Re-emit + reseed against your demo DB:

recon-gen schema apply -c run/config.yaml --execute
recon-gen data apply -c run/config.yaml --execute

Open the L1 Today's Exceptions sheet. Filter check_type:

  • multi_xor_violation rows → planted XOR violations on the 3 payout vehicles.
  • fan_in_disagreement rows → planted fan-in violations on the weekly batch.

Both surface on the same sheet (Today's Exceptions); both drill to Transactions filtered to the violating parent firing's transfer_id. The two contracts enforce independently — a cycle with the wrong payout-vehicle count BUT a healthy batch contribution surfaces only on multi_xor_violation; a healthy cycle picked exactly one vehicle BUT contributed to the wrong batch surfaces only on fan_in_disagreement.

Open Studio's /diagram page. The chain renders with separate edge styles per child:

  • 3 XOR-styled edges (dashed) to the payout vehicles.
  • 1 fan-in-styled edge (bold, with [fan-in 5→1] annotation) to MerchantWeeklyPayoutBatch.

What you should NOT do

  • Don't split into two separate chains. Pre-AB.6 you had to: one chain for the XOR vehicles, another chain for the fan-in batch.
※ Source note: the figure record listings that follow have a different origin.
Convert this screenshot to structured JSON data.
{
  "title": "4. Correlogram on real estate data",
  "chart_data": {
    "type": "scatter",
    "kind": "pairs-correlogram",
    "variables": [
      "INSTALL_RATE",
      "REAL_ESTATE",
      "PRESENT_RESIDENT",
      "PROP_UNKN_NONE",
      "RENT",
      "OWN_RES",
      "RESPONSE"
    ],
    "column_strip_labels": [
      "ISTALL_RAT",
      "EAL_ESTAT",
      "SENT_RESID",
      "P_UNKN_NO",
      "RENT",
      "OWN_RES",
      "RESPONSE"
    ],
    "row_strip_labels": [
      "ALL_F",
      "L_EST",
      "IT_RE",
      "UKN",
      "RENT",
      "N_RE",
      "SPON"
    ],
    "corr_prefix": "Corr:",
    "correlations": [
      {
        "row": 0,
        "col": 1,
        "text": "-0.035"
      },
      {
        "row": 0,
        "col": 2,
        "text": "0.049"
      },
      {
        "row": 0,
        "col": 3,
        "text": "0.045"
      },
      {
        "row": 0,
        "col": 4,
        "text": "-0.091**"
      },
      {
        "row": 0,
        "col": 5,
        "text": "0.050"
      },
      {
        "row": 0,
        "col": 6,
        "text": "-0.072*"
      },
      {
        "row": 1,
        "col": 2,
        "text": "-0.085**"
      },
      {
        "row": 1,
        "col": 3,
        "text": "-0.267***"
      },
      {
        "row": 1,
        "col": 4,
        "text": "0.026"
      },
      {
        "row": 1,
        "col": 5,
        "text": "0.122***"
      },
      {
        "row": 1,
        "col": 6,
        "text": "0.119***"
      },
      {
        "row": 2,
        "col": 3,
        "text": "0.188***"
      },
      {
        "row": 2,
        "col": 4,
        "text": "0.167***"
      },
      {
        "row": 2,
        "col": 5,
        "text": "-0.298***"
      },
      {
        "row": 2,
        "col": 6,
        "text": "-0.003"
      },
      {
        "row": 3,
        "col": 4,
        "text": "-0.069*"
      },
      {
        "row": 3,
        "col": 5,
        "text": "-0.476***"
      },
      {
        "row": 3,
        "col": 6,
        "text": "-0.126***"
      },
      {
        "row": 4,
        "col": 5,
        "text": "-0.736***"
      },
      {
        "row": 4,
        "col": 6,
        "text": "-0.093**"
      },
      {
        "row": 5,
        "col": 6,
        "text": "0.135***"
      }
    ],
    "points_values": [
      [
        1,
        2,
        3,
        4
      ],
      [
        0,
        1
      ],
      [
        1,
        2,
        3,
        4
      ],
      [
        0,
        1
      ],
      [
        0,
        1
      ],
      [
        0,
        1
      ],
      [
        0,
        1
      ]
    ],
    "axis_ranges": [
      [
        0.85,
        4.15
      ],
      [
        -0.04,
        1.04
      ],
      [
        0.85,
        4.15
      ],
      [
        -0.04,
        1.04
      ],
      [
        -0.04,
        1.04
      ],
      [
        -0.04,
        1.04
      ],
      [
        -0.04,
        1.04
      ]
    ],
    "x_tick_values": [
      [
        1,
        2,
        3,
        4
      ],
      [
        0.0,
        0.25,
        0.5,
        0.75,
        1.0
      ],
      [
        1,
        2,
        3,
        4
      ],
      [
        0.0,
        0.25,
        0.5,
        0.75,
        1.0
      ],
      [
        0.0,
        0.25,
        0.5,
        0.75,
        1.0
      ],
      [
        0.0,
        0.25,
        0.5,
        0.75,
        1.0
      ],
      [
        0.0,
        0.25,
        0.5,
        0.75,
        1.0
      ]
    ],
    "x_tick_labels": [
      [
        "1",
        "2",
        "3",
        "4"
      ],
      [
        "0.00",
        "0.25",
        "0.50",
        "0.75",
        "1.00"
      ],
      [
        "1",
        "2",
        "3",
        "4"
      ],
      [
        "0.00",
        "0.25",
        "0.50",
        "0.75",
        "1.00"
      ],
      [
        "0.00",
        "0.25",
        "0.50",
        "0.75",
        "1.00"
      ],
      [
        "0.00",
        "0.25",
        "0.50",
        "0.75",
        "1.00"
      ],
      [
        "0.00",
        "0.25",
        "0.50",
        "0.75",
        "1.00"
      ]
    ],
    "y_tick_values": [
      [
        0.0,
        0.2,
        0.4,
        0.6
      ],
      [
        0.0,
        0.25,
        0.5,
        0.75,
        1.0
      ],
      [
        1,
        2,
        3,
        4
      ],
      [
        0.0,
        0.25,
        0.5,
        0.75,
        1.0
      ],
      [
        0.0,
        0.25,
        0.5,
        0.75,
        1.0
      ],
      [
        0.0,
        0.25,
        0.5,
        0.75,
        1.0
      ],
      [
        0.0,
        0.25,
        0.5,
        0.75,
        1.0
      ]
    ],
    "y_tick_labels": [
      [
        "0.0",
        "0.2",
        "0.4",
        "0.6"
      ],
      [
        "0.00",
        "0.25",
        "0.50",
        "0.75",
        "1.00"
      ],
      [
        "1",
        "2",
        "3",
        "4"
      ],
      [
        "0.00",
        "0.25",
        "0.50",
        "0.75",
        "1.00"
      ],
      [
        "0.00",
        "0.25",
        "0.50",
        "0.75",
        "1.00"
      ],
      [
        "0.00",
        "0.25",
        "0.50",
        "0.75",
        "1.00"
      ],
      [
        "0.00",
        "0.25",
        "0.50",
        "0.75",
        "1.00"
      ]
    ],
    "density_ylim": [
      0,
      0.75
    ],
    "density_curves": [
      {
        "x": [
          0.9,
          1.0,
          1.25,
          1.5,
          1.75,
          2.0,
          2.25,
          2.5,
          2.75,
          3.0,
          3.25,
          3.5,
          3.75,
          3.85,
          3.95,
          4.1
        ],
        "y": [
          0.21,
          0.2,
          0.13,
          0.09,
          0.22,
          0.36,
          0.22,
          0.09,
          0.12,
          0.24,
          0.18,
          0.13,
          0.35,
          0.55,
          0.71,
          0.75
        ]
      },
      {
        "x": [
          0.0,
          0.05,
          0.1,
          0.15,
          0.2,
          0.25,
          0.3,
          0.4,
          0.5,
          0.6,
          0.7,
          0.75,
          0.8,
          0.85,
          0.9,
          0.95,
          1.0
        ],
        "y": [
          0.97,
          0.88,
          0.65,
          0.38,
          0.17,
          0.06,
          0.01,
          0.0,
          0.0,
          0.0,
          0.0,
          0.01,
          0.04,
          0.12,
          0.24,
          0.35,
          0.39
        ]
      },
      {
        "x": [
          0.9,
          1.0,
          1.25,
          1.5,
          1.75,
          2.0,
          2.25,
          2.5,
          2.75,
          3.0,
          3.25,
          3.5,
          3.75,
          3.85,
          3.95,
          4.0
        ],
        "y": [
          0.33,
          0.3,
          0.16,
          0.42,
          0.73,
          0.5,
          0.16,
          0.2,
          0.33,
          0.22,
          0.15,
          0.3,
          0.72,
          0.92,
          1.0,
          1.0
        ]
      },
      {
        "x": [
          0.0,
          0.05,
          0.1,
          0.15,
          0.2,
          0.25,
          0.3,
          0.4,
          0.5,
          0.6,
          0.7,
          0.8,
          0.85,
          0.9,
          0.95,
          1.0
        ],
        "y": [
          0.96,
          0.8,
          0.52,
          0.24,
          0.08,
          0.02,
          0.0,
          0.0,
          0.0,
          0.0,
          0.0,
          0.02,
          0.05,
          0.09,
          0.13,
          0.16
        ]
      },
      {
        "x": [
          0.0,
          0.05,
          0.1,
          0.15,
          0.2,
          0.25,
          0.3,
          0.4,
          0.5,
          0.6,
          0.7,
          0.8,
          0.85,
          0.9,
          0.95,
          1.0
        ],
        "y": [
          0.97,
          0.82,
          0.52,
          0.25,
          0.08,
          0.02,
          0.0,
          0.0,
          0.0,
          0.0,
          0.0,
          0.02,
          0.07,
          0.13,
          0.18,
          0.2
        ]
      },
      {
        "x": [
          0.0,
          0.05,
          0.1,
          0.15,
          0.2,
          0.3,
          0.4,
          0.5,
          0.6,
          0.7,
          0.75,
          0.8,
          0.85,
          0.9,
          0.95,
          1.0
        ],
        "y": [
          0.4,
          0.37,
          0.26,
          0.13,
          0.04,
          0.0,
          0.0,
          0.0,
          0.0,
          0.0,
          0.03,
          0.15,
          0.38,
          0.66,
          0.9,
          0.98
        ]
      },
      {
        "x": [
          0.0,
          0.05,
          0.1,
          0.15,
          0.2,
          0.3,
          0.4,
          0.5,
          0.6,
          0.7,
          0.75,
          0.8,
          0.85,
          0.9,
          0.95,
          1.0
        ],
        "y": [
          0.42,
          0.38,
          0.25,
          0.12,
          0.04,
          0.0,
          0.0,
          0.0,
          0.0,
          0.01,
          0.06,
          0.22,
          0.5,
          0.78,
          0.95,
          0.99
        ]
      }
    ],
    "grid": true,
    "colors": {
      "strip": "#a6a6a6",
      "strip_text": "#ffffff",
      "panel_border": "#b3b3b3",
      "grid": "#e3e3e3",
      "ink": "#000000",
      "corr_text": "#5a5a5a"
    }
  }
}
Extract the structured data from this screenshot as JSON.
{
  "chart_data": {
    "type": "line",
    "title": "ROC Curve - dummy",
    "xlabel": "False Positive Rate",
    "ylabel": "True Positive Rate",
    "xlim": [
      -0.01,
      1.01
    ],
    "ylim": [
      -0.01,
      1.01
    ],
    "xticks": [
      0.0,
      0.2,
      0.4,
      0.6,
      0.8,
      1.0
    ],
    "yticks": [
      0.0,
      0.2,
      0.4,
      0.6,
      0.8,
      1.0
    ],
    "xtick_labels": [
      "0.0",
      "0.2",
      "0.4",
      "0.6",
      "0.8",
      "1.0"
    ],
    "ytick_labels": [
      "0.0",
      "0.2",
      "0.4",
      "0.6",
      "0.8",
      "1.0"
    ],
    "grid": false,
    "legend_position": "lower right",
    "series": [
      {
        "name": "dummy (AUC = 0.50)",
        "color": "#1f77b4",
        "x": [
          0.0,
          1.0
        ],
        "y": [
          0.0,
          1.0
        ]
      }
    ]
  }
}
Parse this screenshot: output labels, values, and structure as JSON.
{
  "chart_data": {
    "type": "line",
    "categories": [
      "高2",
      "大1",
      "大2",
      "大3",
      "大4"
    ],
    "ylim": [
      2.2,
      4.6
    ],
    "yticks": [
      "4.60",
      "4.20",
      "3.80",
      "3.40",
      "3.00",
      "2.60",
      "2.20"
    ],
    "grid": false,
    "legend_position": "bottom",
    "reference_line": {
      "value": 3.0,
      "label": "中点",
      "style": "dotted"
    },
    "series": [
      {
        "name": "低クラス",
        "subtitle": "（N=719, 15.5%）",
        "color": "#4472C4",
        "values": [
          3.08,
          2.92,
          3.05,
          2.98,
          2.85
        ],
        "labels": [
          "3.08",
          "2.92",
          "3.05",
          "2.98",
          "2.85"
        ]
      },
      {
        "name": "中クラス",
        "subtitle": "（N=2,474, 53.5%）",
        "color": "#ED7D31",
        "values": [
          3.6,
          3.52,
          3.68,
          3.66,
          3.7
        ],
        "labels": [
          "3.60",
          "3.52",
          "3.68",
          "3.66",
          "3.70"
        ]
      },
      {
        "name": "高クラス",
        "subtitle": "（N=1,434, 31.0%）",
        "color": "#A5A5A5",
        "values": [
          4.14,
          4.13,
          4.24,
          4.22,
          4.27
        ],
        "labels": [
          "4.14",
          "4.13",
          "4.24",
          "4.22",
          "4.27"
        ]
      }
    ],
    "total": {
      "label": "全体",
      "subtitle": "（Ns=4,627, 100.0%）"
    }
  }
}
AB.6 lets you express both contracts in one chain row, which preserves the operational fact that the same parent firing triggers both downstream events. The diagram + drill paths are cleaner because both edges share the same parent node.
  • Don't set fan_in: true on a 1:1 XOR alternative. Validator C8a rejects it (rail-as-child fan-in is undefined per gap doc §2 footnote). If you need an XOR alternative that's itself batched, model it as a wrapping TransferTemplate.
  • Don't expect the AB.4 chain-level fan_in: shape to work. AB.6.0 hard-cut the chain-level keys (no deprecation grace). The loader rejects them with a per-child migration pointer.